SNOWMASS, COLO. – Think of pregnancy as a cardiovascular stress test, Carole A. Warnes, MD, urged at the Annual Cardiovascular Conference at Snowmass sponsored by the American College of Cardiology.
Pregnancy complications may unmask a predisposition to premature cardiovascular disease. Yet a woman’s reproductive history is often overlooked in this regard, despite the fact that cardiovascular disease is the number-one cause of death in women, observed Dr. Warnes, the Snowmass conference director and professor of medicine at the Mayo Clinic in Rochester, Minn.
“I think reproductive history is often overlooked as a predictor of cardiovascular and even peripheral vascular events. I suspect many of us don’t routinely ask our patients about miscarriages and stillbirths. We might think about preeclampsia, but these are also hallmarks of trouble to come,” the cardiologist said.
Indeed, this point was underscored in a retrospective Danish national population-based cohort registry study of more than 1 million women followed for nearly 16 million person-years after one or more miscarriages, stillbirths, or live singleton births. Women with stillbirths were 2.69-fold more likely to have an MI, 2.42-fold more likely to develop renovascular hypertension, and 1.74-fold more likely to have a stroke during follow-up than those with no stillbirths.
Moreover, women with miscarriages were 1.13-, 1.2-, and 1.16-fold more likely to have an MI, renovascular hypertension, and stroke, respectively, than women with no miscarriages. And the risks were additive: For each additional miscarriage, the risks of MI, renovascular hypertension, and stroke increased by 9%, 19%, and 13%, respectively (Circulation. 2013;127[17]:1775-82).
The concept of maternal placental syndromes encompasses four events believed to originate from diseased placental blood vessels: preeclampsia, gestational hypertension, placental abruption, and placental infarction.
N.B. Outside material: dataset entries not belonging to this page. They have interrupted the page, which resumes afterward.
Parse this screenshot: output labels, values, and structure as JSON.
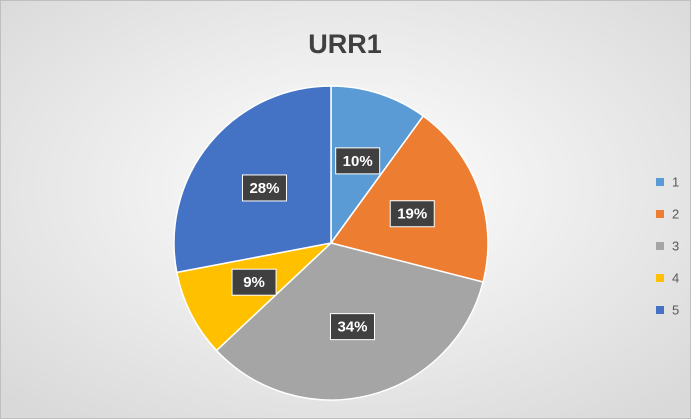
{
  "chart_data": {
    "type": "pie",
    "title": "URR1",
    "categories": [
      "1",
      "2",
      "3",
      "4",
      "5"
    ],
    "values": [
      10,
      19,
      34,
      9,
      28
    ],
    "value_labels": [
      "10%",
      "19%",
      "34%",
      "9%",
      "28%"
    ],
    "colors": [
      "#5b9bd5",
      "#ed7d31",
      "#a5a5a5",
      "#ffc000",
      "#4472c4"
    ],
    "legend": "right"
  }
}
In a population-based retrospective study known as CHAMPS (Cardiovascular Health After Maternal Placental Syndromes), conducted in more than 1 million Ontario women who were free from cardiovascular disease prior to their first delivery, 7% were diagnosed with a maternal placental syndrome. Their incidence of a composite endpoint comprised of hospitalization or revascularization for CAD, peripheral artery disease, or cerebrovascular disease at least 90 days after delivery discharge was double that of women without a maternal placental syndrome.
“These women manifested their first cardiovascular event at an average age of 38, not 50 or 60,” Dr. Warnes said.
The risk of premature cardiovascular disease was magnified 4.4-fold in women with a maternal placental syndrome plus an intrauterine fetal death, compared with those with neither, after adjustment for sociodemographic factors and other potential confounders, and by 3.1-fold in women with a maternal placental syndrome and poor fetal growth (Lancet. 2005;366[9499]:1797-803).